Entering the bloodstream through the placenta,
fetal cells embed themselves into the mother’s
skin, brain, heart, where they can stay for decades,
a phenomenon known as microchimerism,
from the Greek word chimera— a mythical
creature made from the parts of different animals.
There once was a boy who found bones on a farm,
believed them to be from a dinosaur.
At times, I convince myself that boy is thriving,
living in another galaxy.
Once upon a time, I sewed stars
onto a Little League cap—one for each home
run, scrubbed stains from a snow-white
uniform.
I taught you to dance. Remember
the blue pinstripe shirt and the red suspenders?
It was 1984. I took you and one of your friends
to your first concert—Lover Boy.
But sometimes beloved mothers become myths
and little boys grow into minotaurs—
their rogue cells orbiting the souls
of women who spin aimlessly inside dark holes.
when my sister was a little girl
she would glide
through the rooms
of our house
sleep walking
her round face
luminescent innocent
her marble feet
tiny toes
sprouting beneath
the
ruffle of a night
gown
stowaway
on a wooden ship
and we
my other sisters and I
a pod of
dolphins
riding the waves
alongside her
it was later
and too soon
after she had grown
into an amazing woman
that a monster of the deep
came changed
the makeup of her blood
again
we rode the waves
that tossed her followed
her to a shore of singing
light
from which we had to
turn and leave her
Travel and tell no one…people ruin beautiful things.
– Kahlil Gibran
An old friend is meeting me for lunch.
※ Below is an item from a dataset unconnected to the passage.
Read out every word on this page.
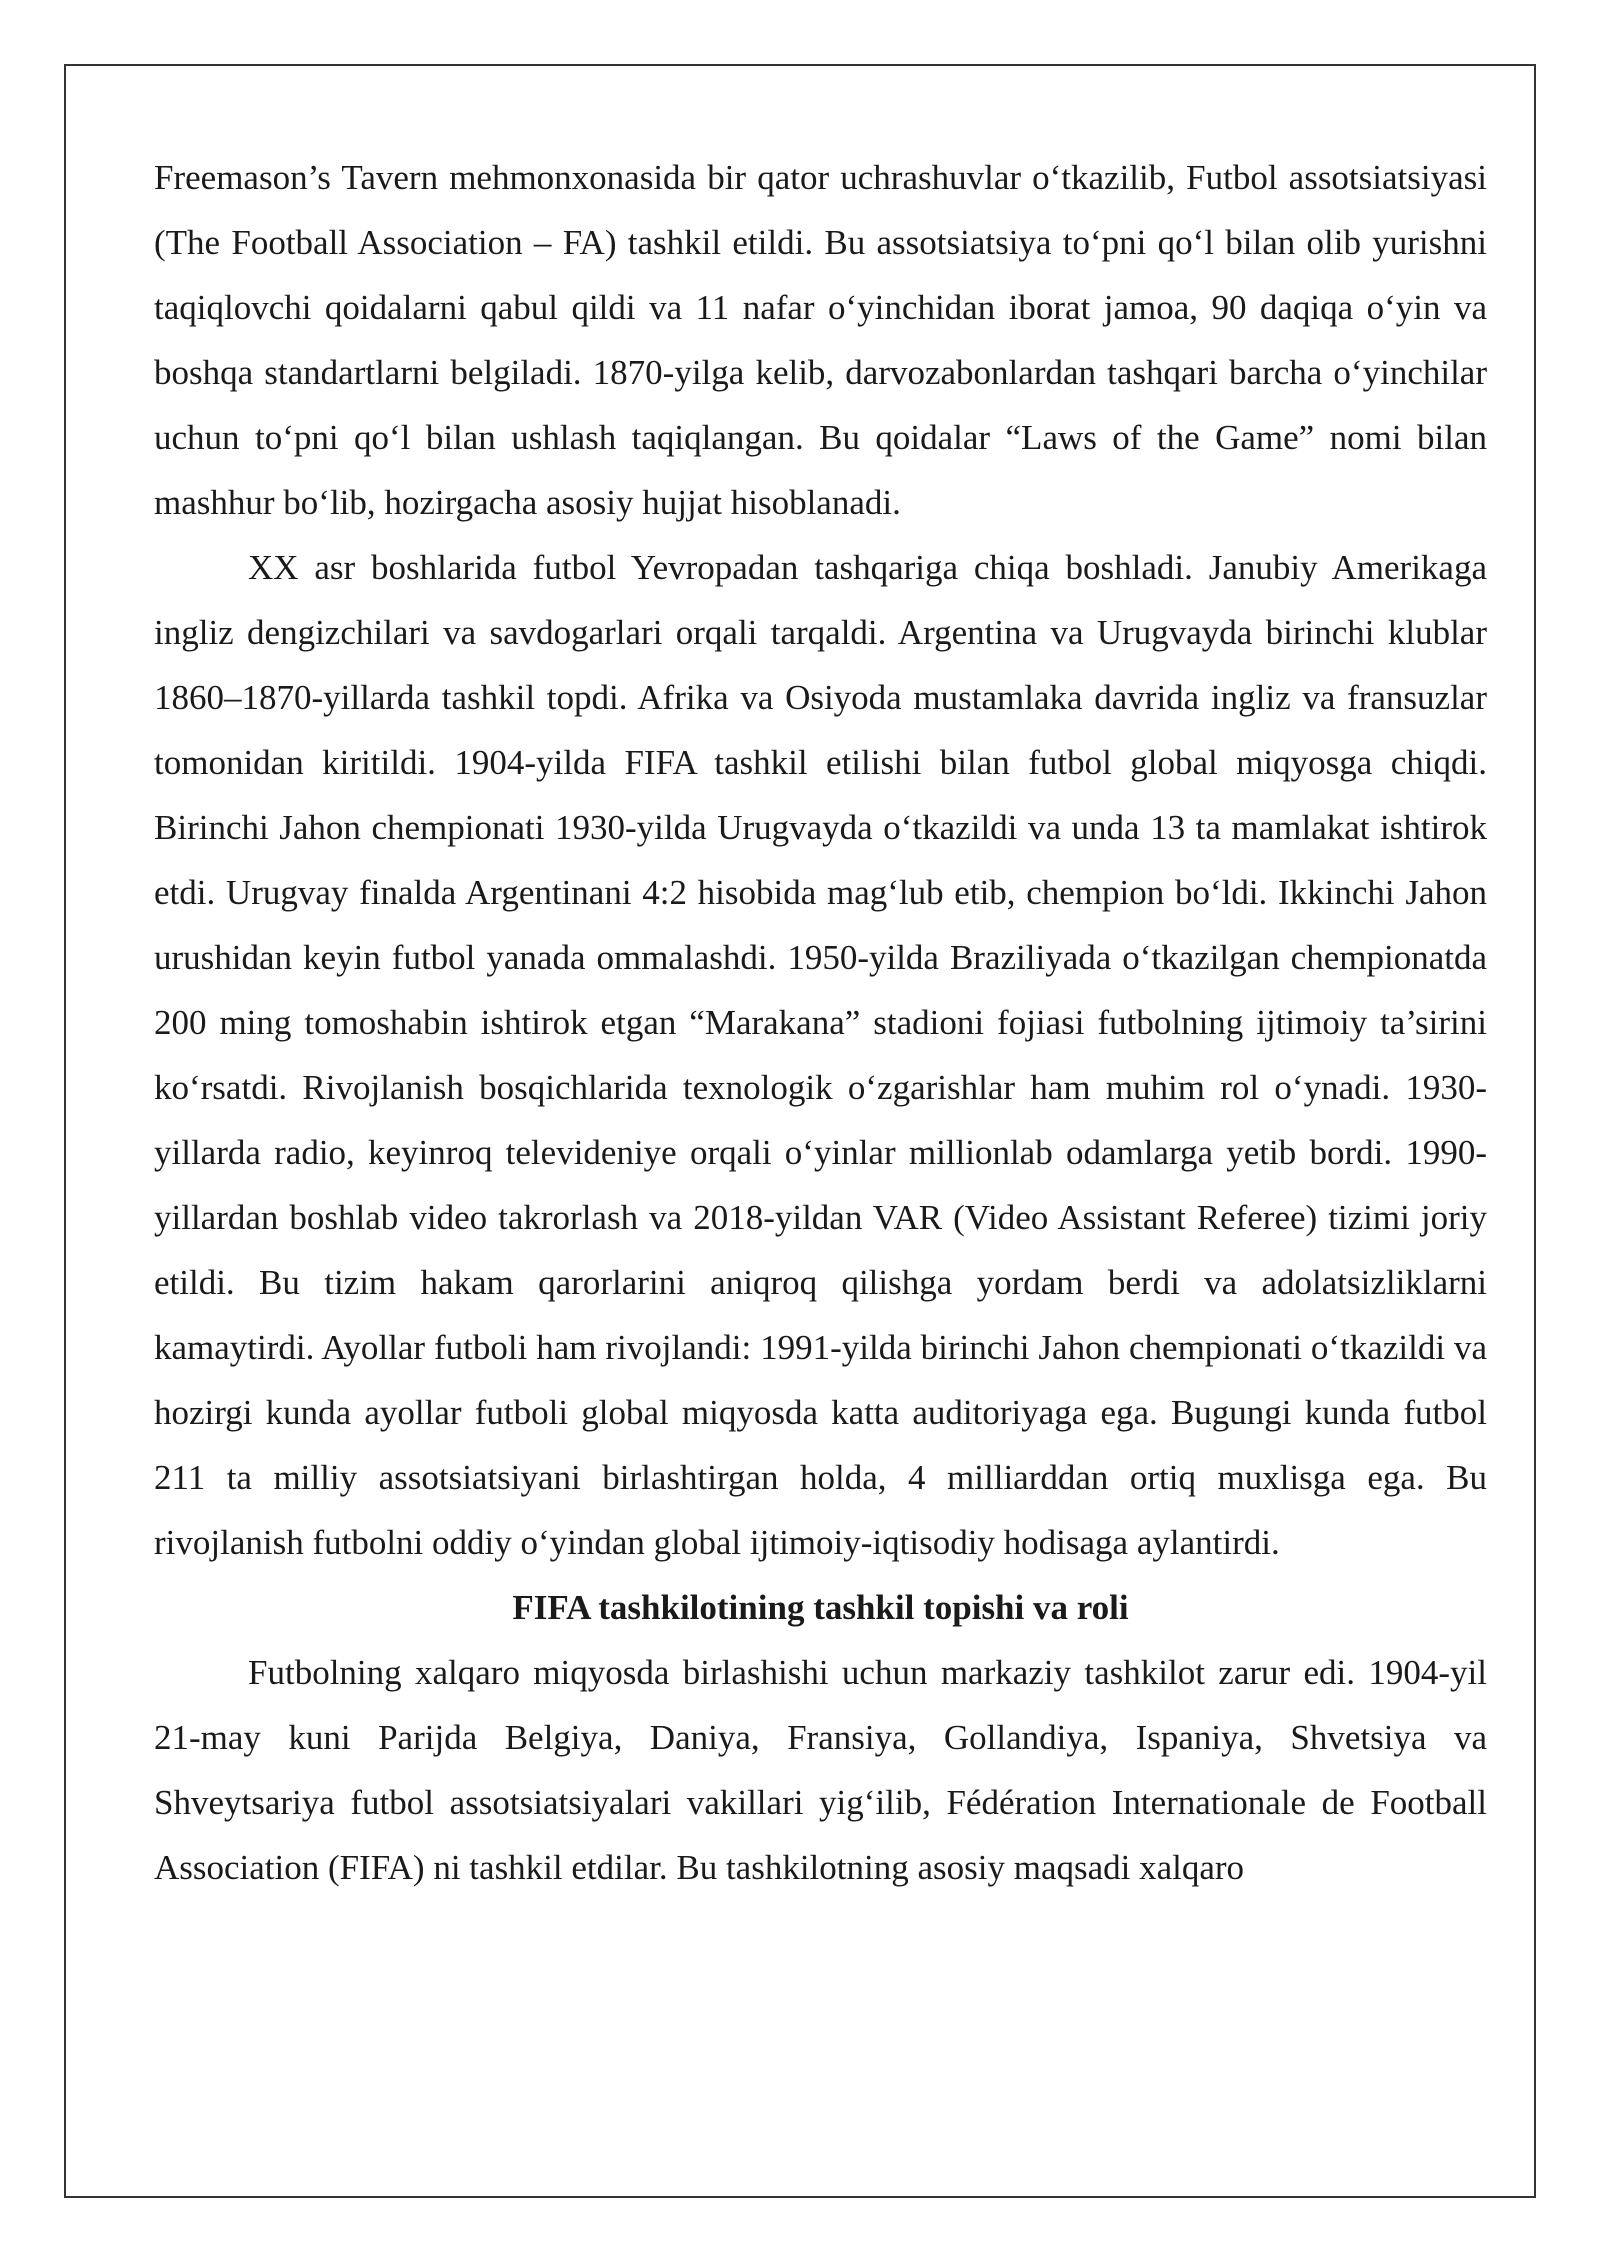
Freemason’s Tavern mehmonxonasida bir qator uchrashuvlar oʻtkazilib, Futbol assotsiatsiyasi (The Football Association – FA) tashkil etildi. Bu assotsiatsiya toʻpni qoʻl bilan olib yurishni taqiqlovchi qoidalarni qabul qildi va 11 nafar oʻyinchidan iborat jamoa, 90 daqiqa oʻyin va boshqa standartlarni belgiladi. 1870-yilga kelib, darvozabonlardan tashqari barcha oʻyinchilar uchun toʻpni qoʻl bilan ushlash taqiqlangan. Bu qoidalar “Laws of the Game” nomi bilan mashhur boʻlib, hozirgacha asosiy hujjat hisoblanadi.

XX asr boshlarida futbol Yevropadan tashqariga chiqa boshladi. Janubiy Amerikaga ingliz dengizchilari va savdogarlari orqali tarqaldi. Argentina va Urugvayda birinchi klublar 1860–1870-yillarda tashkil topdi. Afrika va Osiyoda mustamlaka davrida ingliz va fransuzlar tomonidan kiritildi. 1904-yilda FIFA tashkil etilishi bilan futbol global miqyosga chiqdi. Birinchi Jahon chempionati 1930-yilda Urugvayda oʻtkazildi va unda 13 ta mamlakat ishtirok etdi. Urugvay finalda Argentinani 4:2 hisobida magʻlub etib, chempion boʻldi. Ikkinchi Jahon urushidan keyin futbol yanada ommalashdi. 1950-yilda Braziliyada oʻtkazilgan chempionatda 200 ming tomoshabin ishtirok etgan “Marakana” stadioni fojiasi futbolning ijtimoiy ta’sirini koʻrsatdi. Rivojlanish bosqichlarida texnologik oʻzgarishlar ham muhim rol oʻynadi. 1930-yillarda radio, keyinroq televideniye orqali oʻyinlar millionlab odamlarga yetib bordi. 1990-yillardan boshlab video takrorlash va 2018-yildan VAR (Video Assistant Referee) tizimi joriy etildi. Bu tizim hakam qarorlarini aniqroq qilishga yordam berdi va adolatsizliklarni kamaytirdi. Ayollar futboli ham rivojlandi: 1991-yilda birinchi Jahon chempionati oʻtkazildi va hozirgi kunda ayollar futboli global miqyosda katta auditoriyaga ega. Bugungi kunda futbol 211 ta milliy assotsiatsiyani birlashtirgan holda, 4 milliarddan ortiq muxlisga ega. Bu rivojlanish futbolni oddiy oʻyindan global ijtimoiy-iqtisodiy hodisaga aylantirdi.

FIFA tashkilotining tashkil topishi va roli

Futbolning xalqaro miqyosda birlashishi uchun markaziy tashkilot zarur edi. 1904-yil 21-may kuni Parijda Belgiya, Daniya, Fransiya, Gollandiya, Ispaniya, Shvetsiya va Shveytsariya futbol assotsiatsiyalari vakillari yigʻilib, Fédération Internationale de Football Association (FIFA) ni tashkil etdilar. Bu tashkilotning asosiy maqsadi xalqaro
She’s anxious to hear
about my travels in Jordan and Egypt. I will not tell her
about my failure to form perfectly round balls of labna yogurt,
place them neatly in a jar filled with fine olive oil—
how the Jordanian woman at the Iraq Al Amir Women’s
Association took my hands in her hands, helped re-work
the contents so that each white ball was uniform and smooth.
So unlike my life. I won’t tell her how the Egyptologist
reminded me of an old flame. How his brown skin glowed,
God like. I won’t tell her how I rode a camel named Casanova
in the Valley of the Kings. Instead, I will name the places
one can go where it never rains. Places where houses
are made of mud bricks. How the heat permeates a racing
heart, until the sun sets and the blood in your veins,
like the Nile, flows peacefully. She will never know
my envy of the bond between Bedouin men, young and old—
how they greeted each other with kisses, their arms draped
around shoulders. My friend will not hear about the girl,
perhaps five years old, who stood next to a wall of rubble
in the village of Esna.
How she held fast to a tall stick. Barefoot. Brave.
How fierce her dark eyes. How I recognized
the five-year old me in her gaze and suddenly realized
I never was meant for marriage.
In time, I will crave a cigarette. How long has it been
since I quit? If I have a second glass of wine,
it will be difficult not to tell how I smoked a hookah
sitting on a dirt floor in a small stall in an alley in Amman.
How afterwards, the aroma of apples followed me for days—
down inside a tomb in the Temple of Hathor, built to worship
the goddess of healing. Only then might I tell my friend
how the story of my life unraveled
amongst the light
and shadow—the photographs still trapped inside my camera.